Hip-hop was a somewhat late arrival in the UK, and the genre didn't develop a cultural foothold until decades after its emergence in America. Given hip-hop's newness across the pond, it might be understandable that three British judges were confused when hearing a legal dispute between two artists in 2003—so perplexed that one of them declared that, for the sake of the law, hip-hop should be considered a “foreign language.”

As with so many legal battles involving hip-hop, this conflict revolved around a sample. In 2000, electronica group Ant'ill Mob released a song called “Burnin’.” Two years later, London hip-hop trio the Heartless Crew used it as the basis for a single on their album Heartless Crew Presents Crisp Biscuit, Vol. 1. Their track was also titled “Burnin’.”

In 2003, Ant'ill Mob’s label Confetti Records sued the Heartless Crew's label Warner UK over the sample. According to Digital Copyright and the Consumer Revolution by Matthew Rimmer, the three-judge panel heard arguments about how too much was taken from the original—a similar argument to the ones used in cases involving The Verve's “Bittersweet Symphony” or Biz Markie's “Alone Again.” Confetti’s lawyers also argued that the Heartless Crew damaged the reputation of Andrew Alcee, the Ant’ill Mob member credited with writing the song, by using references to drugs and violence in their version of “Burnin’.”

It was on this point that the three judges were stumped. Justice Kim Lewison remarked that the case “led to the faintly surreal experience of three gentlemen in horsehair wigs examining the meaning of such phrases as ‘mish mish man’ and ‘shizzle my nizzle’.” He told the court that they had listened to the song at half speed but still could not understand its lyrics and had also tried looking up phrases on websites, including Urban Dictionary. He concluded that the slang was “for practical purposes a foreign language." Lewison pondered aloud the option of bringing a drug dealer to court as an expert witness to testify because "the meaning of words in a foreign language could only be explained by experts."

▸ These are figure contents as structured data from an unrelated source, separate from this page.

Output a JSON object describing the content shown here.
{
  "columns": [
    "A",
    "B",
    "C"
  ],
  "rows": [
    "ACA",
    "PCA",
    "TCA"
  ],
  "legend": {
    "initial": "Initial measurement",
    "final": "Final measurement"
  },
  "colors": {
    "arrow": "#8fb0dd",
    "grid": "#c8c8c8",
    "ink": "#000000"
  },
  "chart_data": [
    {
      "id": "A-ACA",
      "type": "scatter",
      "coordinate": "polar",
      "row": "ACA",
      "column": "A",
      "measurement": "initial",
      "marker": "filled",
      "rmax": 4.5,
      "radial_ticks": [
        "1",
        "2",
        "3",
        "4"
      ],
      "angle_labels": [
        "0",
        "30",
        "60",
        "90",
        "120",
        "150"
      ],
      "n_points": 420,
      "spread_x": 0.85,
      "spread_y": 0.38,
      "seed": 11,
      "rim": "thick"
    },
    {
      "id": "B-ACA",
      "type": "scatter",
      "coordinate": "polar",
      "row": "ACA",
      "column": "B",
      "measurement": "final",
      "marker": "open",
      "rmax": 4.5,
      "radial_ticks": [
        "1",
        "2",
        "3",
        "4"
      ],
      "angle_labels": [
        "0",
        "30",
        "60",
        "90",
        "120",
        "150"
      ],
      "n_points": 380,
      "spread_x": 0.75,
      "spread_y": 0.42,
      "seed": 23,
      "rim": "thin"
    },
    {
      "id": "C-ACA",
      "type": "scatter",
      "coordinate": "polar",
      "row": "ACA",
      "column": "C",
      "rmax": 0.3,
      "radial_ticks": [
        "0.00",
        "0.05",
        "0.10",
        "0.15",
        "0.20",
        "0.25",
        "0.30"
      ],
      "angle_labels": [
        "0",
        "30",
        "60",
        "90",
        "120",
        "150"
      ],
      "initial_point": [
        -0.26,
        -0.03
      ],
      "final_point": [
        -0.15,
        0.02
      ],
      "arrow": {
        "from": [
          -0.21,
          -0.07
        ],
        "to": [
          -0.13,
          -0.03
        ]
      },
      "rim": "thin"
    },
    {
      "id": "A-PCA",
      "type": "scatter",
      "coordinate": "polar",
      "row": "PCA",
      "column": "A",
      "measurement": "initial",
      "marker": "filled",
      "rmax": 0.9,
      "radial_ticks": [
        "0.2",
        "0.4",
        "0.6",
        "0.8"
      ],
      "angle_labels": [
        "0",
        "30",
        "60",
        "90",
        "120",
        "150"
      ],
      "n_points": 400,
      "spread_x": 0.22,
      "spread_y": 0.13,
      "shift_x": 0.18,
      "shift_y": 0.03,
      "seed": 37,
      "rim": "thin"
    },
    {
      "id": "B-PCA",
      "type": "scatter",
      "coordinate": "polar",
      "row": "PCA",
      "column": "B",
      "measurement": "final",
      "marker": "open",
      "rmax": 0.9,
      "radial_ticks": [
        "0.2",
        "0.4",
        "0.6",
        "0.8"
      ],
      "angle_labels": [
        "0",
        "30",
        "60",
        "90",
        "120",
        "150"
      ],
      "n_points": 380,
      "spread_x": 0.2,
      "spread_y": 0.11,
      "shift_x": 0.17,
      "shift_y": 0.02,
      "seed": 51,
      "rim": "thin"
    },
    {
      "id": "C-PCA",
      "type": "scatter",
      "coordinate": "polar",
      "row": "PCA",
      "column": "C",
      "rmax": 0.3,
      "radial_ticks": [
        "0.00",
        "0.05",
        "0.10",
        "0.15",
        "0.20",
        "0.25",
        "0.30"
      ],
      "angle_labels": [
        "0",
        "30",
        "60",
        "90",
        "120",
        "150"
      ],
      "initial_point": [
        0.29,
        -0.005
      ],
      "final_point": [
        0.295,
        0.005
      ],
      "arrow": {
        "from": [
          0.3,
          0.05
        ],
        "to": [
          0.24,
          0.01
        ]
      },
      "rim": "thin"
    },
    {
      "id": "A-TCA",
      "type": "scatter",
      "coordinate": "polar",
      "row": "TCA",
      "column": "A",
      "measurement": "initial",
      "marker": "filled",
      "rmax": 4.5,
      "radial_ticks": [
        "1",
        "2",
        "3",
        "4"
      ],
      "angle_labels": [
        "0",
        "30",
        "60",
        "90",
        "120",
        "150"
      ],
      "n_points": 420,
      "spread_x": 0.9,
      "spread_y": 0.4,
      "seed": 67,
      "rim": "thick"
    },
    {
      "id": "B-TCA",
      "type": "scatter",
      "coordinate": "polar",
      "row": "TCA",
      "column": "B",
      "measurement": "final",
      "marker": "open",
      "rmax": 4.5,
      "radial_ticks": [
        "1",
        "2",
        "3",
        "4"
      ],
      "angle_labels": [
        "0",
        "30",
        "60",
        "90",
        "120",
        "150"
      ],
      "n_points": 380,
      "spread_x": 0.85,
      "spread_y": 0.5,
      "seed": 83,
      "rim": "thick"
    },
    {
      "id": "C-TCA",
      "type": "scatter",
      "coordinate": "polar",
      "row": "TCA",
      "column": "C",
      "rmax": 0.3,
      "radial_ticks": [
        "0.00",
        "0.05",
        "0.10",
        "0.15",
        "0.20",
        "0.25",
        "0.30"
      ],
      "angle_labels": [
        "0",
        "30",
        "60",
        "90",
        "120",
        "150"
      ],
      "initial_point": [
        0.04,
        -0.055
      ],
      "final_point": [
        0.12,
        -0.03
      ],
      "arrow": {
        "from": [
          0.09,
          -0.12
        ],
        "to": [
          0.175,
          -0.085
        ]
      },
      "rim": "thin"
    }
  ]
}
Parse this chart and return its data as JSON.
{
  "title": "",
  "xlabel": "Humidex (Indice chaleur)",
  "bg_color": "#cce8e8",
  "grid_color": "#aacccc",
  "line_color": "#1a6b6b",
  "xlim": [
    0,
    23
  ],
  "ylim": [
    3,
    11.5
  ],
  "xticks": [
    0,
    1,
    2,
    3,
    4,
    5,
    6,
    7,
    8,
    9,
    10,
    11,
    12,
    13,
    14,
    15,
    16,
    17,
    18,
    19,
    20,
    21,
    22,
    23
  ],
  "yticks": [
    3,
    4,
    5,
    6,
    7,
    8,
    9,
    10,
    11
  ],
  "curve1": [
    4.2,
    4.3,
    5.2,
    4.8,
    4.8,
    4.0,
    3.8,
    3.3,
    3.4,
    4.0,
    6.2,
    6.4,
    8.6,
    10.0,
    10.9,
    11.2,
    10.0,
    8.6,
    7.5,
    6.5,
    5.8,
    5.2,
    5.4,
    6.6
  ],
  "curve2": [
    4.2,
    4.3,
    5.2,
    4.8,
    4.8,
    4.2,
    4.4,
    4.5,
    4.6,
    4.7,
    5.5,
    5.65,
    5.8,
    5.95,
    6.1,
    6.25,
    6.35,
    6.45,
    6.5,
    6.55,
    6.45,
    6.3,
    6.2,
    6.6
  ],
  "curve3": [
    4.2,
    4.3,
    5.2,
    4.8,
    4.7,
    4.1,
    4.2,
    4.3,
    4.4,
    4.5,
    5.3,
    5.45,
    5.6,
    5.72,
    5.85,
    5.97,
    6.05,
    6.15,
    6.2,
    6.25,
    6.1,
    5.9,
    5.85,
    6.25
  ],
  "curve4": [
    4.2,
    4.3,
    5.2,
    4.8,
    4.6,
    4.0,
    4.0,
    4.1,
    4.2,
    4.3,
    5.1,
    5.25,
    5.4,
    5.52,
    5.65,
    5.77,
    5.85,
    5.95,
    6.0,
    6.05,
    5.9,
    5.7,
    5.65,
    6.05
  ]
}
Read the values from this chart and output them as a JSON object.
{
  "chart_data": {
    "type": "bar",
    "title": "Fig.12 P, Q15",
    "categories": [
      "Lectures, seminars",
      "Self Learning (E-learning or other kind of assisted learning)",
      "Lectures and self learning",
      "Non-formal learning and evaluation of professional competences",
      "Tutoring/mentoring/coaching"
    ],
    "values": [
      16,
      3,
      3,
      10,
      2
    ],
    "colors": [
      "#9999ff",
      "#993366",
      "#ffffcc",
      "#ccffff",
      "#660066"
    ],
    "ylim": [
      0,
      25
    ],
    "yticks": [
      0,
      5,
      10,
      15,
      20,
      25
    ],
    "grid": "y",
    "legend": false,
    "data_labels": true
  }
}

While the judges decided against bringing a drug dealer to the stand ("the occasions on which an expert drug dealer might be called to give evidence in the Chancery Division are likely to be rare," Lewison said), they ruled that Confetti Records had failed to show damage to Alcee’s reputation. The notion that he’d been defamed by references to illicit activities inserted onto one of his tracks took a hit beyond any perceived language barrier when the justices found a music video of Alcee and his Ant’ill Mob bandmates dressed as 1930s gangsters.

The court also rejected the claim that the track had been used without permission because a valid licensing contract had in fact been signed. (It was not signed in a foreign language.)